Bidirectional incoherence processing. Traditional PTQ rotates weights randomly on the input side to reduce their variance before quantization, making them easier to compress. KronQ extends this to the output dimension using gradient covariance information. By applying complementary rotations on both sides, weights become more uniform in magnitude across both dimensions, yielding better quantization precision.

Mixed-precision allocation. Not all layers compress equally—some are more sensitive to errors. KronQ derives a sensitivity metric from the Hessian traces (a measure of curvature) to decide which layers or channels need to stay at higher precision. Channels with high gradients and high input variance are marked as sensitive and preserved.

Why This Matters

The empirical results are striking. On LLaMA-3-70B at 2-bit weight-only quantization—an extremely aggressive compression setting—GPTQ and a recent variant (GPTAQ) completely break down, producing perplexity above 2000 on WikiText-2 (a standard benchmark where lower is better). KronQ achieves 7.93 perplexity, a functional model. This isn't a marginal improvement; it's the difference between a usable and unusable system.

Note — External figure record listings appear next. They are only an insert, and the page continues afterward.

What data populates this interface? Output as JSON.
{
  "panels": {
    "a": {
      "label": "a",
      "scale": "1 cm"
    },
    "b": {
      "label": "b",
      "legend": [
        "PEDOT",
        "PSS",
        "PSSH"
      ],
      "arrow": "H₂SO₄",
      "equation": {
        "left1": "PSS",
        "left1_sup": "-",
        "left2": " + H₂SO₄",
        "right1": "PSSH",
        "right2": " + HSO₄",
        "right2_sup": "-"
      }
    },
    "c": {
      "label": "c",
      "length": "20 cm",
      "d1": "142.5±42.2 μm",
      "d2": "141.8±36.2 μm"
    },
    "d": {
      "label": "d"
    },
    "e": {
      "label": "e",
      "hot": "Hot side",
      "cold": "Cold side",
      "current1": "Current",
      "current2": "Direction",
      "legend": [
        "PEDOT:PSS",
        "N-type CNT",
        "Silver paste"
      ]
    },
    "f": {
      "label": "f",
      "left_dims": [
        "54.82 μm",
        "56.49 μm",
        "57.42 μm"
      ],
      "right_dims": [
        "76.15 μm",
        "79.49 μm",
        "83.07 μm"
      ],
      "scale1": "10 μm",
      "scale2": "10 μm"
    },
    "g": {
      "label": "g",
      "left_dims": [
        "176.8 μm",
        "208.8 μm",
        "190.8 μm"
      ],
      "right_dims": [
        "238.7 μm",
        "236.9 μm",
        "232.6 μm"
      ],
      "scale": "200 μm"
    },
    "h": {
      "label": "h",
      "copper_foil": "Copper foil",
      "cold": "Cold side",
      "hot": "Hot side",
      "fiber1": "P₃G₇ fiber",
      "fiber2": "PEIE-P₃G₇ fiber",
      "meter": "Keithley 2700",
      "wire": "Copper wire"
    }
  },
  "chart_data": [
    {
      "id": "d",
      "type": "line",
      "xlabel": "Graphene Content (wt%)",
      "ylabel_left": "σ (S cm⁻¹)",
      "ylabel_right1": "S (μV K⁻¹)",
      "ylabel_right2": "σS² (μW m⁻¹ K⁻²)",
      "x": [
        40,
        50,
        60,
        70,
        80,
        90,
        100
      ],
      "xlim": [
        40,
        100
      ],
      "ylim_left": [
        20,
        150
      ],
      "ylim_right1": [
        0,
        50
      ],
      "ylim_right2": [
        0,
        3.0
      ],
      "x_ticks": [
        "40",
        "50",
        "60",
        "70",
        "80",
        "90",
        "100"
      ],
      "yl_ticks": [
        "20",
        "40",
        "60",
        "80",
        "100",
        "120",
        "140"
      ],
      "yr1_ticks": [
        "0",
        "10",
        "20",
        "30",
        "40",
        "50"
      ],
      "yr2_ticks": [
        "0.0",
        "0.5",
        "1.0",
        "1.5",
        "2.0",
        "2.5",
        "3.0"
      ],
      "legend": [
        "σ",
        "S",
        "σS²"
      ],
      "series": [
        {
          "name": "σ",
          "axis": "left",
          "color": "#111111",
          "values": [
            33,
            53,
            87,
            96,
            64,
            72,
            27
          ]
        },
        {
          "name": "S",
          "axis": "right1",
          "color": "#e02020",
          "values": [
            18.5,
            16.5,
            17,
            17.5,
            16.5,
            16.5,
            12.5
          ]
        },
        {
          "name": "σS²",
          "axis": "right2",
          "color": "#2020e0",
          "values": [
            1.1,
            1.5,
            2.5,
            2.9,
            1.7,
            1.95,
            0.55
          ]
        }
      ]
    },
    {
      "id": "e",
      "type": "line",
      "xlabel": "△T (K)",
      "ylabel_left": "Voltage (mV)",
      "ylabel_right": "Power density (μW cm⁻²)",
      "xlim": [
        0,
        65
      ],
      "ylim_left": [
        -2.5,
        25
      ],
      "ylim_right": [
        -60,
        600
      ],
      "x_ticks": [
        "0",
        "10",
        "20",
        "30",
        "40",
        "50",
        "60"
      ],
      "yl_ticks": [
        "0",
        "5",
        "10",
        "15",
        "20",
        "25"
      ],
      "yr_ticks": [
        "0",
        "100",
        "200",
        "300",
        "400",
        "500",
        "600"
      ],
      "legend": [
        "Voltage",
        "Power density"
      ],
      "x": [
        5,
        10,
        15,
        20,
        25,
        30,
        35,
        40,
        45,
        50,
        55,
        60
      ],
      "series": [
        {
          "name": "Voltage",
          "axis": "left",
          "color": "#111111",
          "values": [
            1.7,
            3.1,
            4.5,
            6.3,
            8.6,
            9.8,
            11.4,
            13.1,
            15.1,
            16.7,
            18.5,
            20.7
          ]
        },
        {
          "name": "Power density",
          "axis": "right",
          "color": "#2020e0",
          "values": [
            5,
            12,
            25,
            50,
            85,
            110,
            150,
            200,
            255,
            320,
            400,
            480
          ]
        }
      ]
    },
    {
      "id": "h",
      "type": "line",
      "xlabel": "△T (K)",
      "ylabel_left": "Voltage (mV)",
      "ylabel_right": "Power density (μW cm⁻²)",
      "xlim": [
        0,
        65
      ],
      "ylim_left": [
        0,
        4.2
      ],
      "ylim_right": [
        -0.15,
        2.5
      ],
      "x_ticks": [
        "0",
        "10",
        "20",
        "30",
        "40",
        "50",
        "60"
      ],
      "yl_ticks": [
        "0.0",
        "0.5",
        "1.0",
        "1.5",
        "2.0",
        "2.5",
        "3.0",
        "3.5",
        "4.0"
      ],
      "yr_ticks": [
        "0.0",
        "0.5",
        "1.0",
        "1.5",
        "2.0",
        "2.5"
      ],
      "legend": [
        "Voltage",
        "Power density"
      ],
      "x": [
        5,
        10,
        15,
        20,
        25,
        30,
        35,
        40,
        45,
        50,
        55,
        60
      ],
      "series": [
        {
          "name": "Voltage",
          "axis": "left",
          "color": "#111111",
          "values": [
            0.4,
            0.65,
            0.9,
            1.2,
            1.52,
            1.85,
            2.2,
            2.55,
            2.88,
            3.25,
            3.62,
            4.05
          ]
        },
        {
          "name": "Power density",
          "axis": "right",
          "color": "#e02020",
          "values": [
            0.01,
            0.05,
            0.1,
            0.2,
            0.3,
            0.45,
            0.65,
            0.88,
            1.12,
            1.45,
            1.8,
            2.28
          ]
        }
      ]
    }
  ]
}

The insight is simple but overlooked: output sensitivity matters as much as input statistics. By incorporating gradient information already computed during calibration, KronQ extracts more signal from the same data without requiring retraining. This makes extreme quantization practical for very large models where memory and latency are critical constraints.

The method is grounded in solid linear algebra—the Kronecker factorization is a well-understood approximation—yet yields outsized practical gains, particularly in the regime where existing methods fail entirely.